The Bengals seek their fifth straight win when they welcome the Houston Texans to Paycor Stadium on Sunday. The game airs at 1 p.m. on CBS. Here are five things to watch:
1. Burrow aims to keep it rolling
Cincinnati has boasted one of the NFL's hottest offenses during its four-game win streak, and much of that success can be attributed to the play of Pro Bowl quarterback Joe Burrow. Burrow leads the league in completion percentage (75.8) and passer rating (111.2) since Week 5. He has hit 70 percent of his passes in three of the past four games, and in Week 9 against Buffalo Burrow spread the wealth with completions to eight different receivers.
Burrow leads the Bengals offense into a matchup against a Texans side that allows opposing quarterbacks to complete 70.5 percent of their passes, the second highest rate in the league. Houston also has given up 238.0 passing yards per game (24th in NFL), and three of the last four quarterbacks to play the Texans registered a passer rating above 100. If Burrow can carry over momentum from the past several games, Cincinnati will be tough to stop on Sunday.
2. Turnovers at a premium
One of the Bengals' greatest strengths this season has been the defense's ability to create turnovers. Cornerback Cam Taylor-Britt's interception on Sunday night against the Bills was the team's 11th of the year, which is tied for the second most leaguewide. Taylor-Britt, safety Dax Hill and linebackers Germaine Pratt and Logan Wilson all have multiple picks, helping contribute to a plus-nine turnover differential for Cincinnati that is tied for the best in the NFL.
Bengals coaches this week have praised Texans rookie quarterback C.J. Stroud's poise, and perhaps no stat indicates that more than just one interception on 279 pass attempts. Stroud was turnover free in Week 9 against Tampa Bay, when he threw for an NFL rookie-record 470 yards and five touchdowns to earn AFC Player of the Week honors.
Cincinnati's defense, which under Lou Anarumo has gained a reputation for confusing opposing quarterbacks, has forced multiple turnovers in each of the past four games. The Bengals continuing that trend and forcing Stroud to beat a myriad of different looks on Sunday will give them a key advantage.
3. Leads lead to wins
In each of the Bengals' past four wins, Burrow and the offense have come out of the gates with a touchdown on their opening possession. The Bengals have then followed up with another score on their second drive in each of the past three contests, becoming the first team to find the end zone on their first two possessions in three straight games since Green Bay (four games) in 2020.
"It's proven if we can start fast and get a lead, our defense pins their ears back and gets after the quarterback and creates turnovers," said head coach Zac Taylor this week. "It's easier to call the game with a lead as well."
The numbers back up Taylor's sentiment, as Cincinnati is 18-2 when scoring first and 20-1 when leading at the half since 2021 — both are the top record in the NFL in that span.
Even with the Week 7 bye included, the Bengals have put up a league-high 45 points in the first quarter of play since Week 5. If Cincinnati can once again jump out in front and control the game with a lead, Houston may be hard-pressed to get back in.

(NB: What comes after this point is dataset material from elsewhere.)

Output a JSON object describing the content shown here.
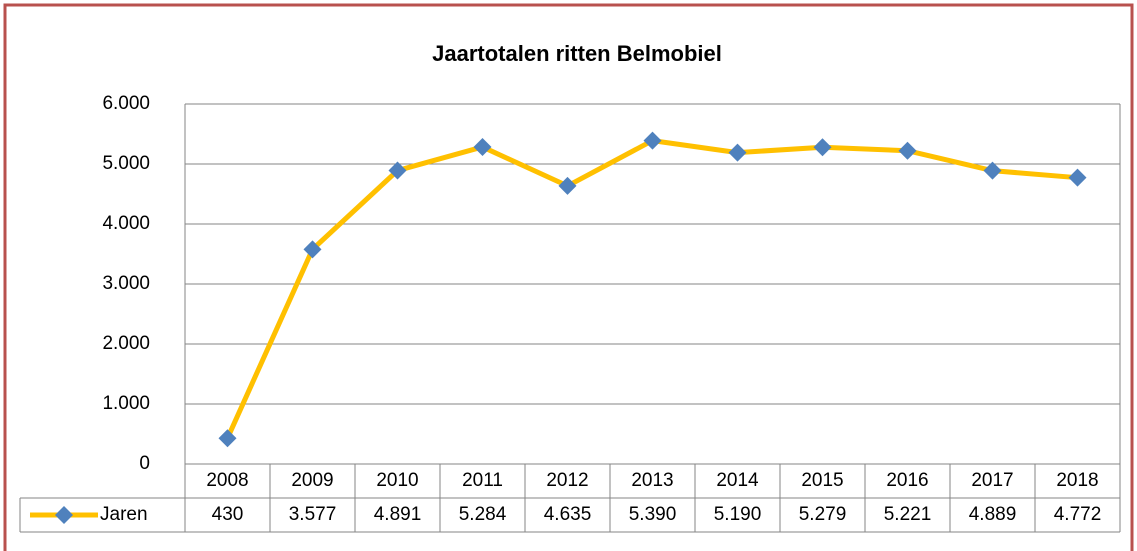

4. Defense takes on explosive Texans pass game
The back end of Cincinnati's defense has done well to limit big plays this season, as the Bengals are one of just six teams that has allowed one or fewer touchdown passes of 20-plus yards. This week, Lou Anarumo's unit faces a Texans offense that is predicated on explosive plays, as their 13.08 yards per completion is the second highest mark in the NFL.
Houston leads the AFC in completions of over 20 yards, with Stroud pacing the league in passer rating (144.5) on passes over 20 yards from the line of scrimmage. Contributing to that air raid attack is third-year wide receiver Nico Collins, whose 17.5 yards per reception ranks fifth in the NFL, and newcomer Tank Dell, whose 16.2 receiving average leads all rookies.

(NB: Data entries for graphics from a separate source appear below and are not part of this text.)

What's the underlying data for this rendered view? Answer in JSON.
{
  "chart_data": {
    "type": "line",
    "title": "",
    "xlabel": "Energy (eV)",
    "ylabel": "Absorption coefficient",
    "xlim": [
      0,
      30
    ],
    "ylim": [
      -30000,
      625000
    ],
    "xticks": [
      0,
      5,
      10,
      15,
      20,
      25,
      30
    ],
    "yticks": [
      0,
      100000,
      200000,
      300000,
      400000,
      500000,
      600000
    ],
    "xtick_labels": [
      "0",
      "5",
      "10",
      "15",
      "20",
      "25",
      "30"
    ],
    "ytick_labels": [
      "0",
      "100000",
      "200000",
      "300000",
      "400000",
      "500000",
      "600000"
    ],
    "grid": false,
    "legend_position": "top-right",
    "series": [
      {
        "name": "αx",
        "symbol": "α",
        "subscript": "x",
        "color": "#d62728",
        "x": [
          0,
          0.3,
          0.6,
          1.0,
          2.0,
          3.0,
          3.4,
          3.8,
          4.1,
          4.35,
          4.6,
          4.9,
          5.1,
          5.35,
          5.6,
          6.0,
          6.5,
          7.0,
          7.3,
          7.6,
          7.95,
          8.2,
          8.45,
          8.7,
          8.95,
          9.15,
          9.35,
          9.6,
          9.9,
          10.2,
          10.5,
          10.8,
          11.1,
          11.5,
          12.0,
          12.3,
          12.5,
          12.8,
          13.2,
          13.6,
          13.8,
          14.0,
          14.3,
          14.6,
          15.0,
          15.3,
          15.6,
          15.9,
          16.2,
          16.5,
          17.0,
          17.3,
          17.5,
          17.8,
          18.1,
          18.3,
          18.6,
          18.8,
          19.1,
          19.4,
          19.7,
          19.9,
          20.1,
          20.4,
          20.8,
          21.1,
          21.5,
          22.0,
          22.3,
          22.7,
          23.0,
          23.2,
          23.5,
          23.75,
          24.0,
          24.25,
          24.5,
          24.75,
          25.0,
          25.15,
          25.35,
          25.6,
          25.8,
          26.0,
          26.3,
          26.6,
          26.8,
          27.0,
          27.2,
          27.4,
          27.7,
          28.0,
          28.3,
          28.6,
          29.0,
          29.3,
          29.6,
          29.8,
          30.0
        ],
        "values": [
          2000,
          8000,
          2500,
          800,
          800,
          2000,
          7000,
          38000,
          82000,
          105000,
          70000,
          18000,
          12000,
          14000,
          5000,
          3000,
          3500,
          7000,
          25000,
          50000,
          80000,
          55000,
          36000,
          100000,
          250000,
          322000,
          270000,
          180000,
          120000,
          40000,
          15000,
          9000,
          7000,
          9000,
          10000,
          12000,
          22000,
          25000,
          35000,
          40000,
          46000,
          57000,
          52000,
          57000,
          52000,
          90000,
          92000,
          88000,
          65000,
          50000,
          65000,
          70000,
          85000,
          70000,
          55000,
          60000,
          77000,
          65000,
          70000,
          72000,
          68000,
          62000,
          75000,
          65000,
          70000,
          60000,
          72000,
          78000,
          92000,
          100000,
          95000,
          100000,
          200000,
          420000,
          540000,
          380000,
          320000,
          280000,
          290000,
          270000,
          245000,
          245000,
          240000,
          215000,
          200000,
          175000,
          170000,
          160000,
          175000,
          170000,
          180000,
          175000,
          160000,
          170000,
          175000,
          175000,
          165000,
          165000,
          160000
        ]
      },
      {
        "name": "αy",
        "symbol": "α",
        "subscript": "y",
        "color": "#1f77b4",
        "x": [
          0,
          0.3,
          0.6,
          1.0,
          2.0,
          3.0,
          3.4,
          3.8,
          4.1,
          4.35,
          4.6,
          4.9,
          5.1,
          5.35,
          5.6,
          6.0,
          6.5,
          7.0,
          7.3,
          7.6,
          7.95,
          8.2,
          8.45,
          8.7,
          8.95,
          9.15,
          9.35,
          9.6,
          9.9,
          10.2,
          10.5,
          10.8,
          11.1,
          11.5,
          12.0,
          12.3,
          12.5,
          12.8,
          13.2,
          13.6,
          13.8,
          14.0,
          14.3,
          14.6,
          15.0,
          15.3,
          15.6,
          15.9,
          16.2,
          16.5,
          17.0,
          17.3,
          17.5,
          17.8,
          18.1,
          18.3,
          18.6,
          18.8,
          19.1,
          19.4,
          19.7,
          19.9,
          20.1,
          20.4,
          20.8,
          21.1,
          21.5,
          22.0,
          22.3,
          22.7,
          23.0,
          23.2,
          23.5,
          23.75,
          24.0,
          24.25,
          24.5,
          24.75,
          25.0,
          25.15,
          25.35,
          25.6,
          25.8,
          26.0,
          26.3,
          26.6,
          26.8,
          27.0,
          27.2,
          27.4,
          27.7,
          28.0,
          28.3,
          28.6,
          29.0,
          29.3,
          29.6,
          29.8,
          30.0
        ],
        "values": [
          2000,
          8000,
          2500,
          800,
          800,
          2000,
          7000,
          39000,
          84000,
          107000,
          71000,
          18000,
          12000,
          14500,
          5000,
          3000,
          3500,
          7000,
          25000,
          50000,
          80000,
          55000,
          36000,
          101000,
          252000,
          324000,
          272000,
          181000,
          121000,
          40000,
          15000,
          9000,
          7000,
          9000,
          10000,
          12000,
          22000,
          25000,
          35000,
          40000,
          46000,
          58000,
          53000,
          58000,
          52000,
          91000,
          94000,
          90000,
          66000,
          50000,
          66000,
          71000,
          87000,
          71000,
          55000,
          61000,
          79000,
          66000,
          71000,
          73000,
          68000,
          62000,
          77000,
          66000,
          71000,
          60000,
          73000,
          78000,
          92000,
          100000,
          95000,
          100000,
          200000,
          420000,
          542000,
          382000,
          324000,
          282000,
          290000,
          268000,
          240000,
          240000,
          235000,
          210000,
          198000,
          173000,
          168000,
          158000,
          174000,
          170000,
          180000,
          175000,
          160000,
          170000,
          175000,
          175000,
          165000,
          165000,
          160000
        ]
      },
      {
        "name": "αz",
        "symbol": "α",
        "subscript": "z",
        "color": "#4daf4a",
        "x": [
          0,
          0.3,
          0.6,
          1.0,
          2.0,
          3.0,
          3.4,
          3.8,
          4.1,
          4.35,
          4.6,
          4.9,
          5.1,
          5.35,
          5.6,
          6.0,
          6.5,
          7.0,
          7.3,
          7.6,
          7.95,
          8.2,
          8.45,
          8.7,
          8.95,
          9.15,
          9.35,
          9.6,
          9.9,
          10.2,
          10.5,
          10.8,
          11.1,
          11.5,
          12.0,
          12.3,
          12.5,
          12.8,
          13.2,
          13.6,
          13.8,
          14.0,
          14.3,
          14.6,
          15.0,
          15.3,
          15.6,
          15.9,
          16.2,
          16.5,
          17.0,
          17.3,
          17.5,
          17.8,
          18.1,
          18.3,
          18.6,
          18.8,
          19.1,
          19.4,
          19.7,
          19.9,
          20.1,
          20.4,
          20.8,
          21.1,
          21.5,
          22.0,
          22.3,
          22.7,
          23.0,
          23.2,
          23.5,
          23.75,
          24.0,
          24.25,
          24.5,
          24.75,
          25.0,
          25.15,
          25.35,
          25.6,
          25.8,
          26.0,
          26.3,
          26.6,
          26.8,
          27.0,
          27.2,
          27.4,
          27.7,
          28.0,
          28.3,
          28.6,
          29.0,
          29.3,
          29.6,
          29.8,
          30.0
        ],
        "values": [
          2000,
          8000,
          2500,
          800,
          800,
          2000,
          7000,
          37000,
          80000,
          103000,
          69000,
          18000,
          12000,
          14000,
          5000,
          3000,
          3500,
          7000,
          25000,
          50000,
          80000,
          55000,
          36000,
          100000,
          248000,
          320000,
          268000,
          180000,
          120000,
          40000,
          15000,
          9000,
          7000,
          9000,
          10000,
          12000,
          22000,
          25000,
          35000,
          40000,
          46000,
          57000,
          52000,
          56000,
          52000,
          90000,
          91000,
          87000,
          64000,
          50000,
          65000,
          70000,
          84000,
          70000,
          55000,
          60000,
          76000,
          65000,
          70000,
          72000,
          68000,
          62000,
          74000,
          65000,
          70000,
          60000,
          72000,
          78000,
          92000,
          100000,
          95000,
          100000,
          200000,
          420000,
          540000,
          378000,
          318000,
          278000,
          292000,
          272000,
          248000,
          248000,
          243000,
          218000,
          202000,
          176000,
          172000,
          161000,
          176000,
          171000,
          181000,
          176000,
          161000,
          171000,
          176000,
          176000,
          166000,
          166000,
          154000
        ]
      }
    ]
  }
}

For the Bengals to hold Houston at bay in the passing game, their young secondary will need to keep everything in front and keep the big plays to a minimum.
5. Staying ahead of the sticks
A common thread in the Bengals' five victories this season is that they've won the time of possession battle in each game. Cincinnati's ability to maintain long drives that result in points has allowed it to not only control the pace of the game, but also keep the ball out of the hands of some dangerous quarterbacks in recent weeks.
The Bengals have helped themselves by getting into third-and-manageable situations, then executed at a high rate once they're in those spots. Of the 31 instances in which the Cincinnati offense faces a third-and-three or less, it has converted 71 percent into a fresh set of downs — the second best rate in the NFL.
Conversely, Houston's defense is giving up a first down on 72.2 percent of third-and-short situations, ranking 29th in the league. But when the Texans can back their opponent into a third-and-seven or longer, they allow just a 17 percent conversion rate, the sixth best leaguewide. The difference between short and long third downs is pivotal for the Bengals' offense this week. If it can keep ahead of schedule on its drives as it has during the current-four game win streak, it may be able to move down the field consistently.